No-doubt aghast at their normally on-message editorial peers from the Northeast, the Los Angeles Times Editorial Board felt obliged to make the case for self-inflicted wounds by publishing an opinion piece of their own, appropriately titled “No, California shouldn’t extend the life of its last nuclear plant. There are better ways to fight climate change.” We’d happily quote from their proposed plan to replace this all-important baseload power here, but having read the editorial several times, we can’t find it. We suspect they don’t understand the difference between baseload and intermittent.

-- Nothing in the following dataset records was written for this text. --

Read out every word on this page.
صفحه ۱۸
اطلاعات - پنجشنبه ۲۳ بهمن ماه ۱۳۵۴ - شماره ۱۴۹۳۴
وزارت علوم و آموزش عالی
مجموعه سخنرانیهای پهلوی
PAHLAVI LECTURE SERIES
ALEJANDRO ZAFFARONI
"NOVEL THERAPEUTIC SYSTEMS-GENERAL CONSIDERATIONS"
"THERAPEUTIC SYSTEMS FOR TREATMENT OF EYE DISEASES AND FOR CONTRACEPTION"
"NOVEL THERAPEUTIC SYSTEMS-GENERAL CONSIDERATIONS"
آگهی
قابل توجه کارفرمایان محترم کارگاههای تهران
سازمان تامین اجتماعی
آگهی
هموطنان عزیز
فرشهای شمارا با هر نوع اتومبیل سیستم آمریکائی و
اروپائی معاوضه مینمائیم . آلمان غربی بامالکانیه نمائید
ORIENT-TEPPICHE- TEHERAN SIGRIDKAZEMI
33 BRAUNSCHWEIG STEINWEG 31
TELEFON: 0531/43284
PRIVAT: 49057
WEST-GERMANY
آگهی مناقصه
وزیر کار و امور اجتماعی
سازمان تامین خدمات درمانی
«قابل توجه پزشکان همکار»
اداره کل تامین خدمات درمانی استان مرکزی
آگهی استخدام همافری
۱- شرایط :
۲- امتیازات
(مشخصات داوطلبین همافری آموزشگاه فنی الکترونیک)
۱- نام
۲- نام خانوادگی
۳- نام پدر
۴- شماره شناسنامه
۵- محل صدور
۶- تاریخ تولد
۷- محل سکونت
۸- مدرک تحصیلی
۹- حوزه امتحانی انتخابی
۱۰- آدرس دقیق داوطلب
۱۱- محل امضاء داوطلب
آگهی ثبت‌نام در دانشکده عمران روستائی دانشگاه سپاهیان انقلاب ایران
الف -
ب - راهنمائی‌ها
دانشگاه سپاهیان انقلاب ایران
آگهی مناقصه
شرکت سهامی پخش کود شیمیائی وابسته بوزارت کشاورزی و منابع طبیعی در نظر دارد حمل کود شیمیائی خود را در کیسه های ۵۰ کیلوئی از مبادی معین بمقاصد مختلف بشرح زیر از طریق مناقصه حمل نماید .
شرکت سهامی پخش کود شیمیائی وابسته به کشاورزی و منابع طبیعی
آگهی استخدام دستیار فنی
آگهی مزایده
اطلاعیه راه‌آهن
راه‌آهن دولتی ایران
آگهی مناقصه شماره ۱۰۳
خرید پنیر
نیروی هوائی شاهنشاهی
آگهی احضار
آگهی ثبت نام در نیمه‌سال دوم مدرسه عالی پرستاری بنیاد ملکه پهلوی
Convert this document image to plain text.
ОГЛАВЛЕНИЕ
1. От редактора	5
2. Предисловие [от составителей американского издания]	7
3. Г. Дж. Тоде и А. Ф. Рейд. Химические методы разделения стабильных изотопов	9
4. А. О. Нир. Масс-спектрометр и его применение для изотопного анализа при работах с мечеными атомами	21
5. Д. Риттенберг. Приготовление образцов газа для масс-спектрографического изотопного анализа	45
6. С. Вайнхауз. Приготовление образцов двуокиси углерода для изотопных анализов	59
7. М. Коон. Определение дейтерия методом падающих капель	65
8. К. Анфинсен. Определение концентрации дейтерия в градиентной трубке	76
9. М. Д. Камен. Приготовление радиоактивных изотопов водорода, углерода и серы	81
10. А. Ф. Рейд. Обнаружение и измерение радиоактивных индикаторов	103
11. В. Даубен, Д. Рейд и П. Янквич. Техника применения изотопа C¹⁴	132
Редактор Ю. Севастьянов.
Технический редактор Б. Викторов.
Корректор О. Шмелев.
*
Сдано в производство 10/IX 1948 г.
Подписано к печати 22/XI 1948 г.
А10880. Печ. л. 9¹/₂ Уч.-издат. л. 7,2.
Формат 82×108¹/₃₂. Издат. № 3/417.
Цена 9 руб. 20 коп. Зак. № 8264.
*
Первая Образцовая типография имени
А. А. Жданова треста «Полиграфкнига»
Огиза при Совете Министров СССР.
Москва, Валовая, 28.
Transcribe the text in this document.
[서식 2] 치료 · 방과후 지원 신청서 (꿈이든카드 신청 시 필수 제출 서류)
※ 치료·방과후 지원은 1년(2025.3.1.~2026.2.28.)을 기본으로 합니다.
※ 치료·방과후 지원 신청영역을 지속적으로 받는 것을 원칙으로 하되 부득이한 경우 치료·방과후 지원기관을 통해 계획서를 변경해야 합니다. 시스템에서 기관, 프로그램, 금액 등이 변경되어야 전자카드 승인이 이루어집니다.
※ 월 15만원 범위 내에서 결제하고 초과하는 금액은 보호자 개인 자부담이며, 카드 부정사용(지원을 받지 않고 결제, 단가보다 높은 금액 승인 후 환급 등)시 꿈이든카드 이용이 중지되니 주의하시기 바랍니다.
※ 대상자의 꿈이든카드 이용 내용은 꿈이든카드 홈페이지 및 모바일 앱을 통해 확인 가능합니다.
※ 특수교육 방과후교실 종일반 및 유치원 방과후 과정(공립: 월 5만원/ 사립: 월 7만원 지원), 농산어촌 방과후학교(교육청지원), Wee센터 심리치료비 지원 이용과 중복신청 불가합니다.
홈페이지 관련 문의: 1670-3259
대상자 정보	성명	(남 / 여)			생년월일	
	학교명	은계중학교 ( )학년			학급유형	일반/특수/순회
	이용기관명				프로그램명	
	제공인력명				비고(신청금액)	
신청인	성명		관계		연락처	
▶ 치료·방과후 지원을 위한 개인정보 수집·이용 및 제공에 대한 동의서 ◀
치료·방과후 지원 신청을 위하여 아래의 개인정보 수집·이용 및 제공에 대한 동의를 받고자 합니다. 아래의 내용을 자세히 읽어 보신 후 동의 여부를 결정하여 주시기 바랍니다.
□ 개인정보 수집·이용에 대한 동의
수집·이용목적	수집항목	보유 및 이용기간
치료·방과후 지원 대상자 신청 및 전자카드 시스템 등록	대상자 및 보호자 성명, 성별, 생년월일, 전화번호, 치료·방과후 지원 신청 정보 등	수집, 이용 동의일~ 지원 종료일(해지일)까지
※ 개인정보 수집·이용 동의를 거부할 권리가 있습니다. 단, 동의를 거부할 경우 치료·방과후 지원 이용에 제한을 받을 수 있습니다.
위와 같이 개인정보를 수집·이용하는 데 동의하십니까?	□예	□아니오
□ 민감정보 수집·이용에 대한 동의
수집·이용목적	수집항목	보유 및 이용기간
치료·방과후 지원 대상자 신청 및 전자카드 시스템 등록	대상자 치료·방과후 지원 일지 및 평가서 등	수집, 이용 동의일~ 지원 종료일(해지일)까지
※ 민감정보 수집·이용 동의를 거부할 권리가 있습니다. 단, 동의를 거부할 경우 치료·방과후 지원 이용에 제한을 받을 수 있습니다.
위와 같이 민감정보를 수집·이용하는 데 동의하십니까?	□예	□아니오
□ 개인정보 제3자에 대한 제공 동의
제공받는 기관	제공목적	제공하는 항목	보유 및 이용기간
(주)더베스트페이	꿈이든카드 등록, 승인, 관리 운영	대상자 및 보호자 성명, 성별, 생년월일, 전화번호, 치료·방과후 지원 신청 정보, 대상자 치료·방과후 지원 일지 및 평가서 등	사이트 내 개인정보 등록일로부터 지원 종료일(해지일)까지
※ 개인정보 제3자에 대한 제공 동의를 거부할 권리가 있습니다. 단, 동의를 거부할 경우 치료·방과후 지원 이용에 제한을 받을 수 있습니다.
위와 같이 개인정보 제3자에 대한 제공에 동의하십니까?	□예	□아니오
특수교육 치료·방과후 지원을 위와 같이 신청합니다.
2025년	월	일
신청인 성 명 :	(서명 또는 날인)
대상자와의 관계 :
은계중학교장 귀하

After nailing consumers with the left jab of even more rolling blackouts in the future, California has decided to hit them with the right hook of taking away their ability to hedge against such inevitabilities by – wait for it – banning the sale of portable generators! No, seriously. They really did. Here’s a summary from Capital Weekly:
“California’s first-in-the-nation law banning the sale of new gas-powered mowers and blowers also targets a machine that has become increasingly popular with consumers in recent years — portable generators. As people face power blackouts — in areas where utilities have cut power to curb wildfire threats, for example — many have turned to generators as a backup energy source. The new law, AB 1346 by Assemblymember Marc Berman (D-Palo Alto), was signed Oct. 9 by Gov. Newsom. Berman’s bill requires the sale of new small off-road engines to be zero-emission by 2024, or when the Air Resources Board says the cutoff is feasible, whichever is later. ‘Small’ means less than 25 horsepower, and portable gas-powered generators typically have half that level, or less. Portable gas-powered generators would be phased out by 2028.”
We are led by unserious people who never cease to amaze us at their ability to choose worst-of-all-worlds policies at every turn. Rest assured, we’ll never run out of things to write about.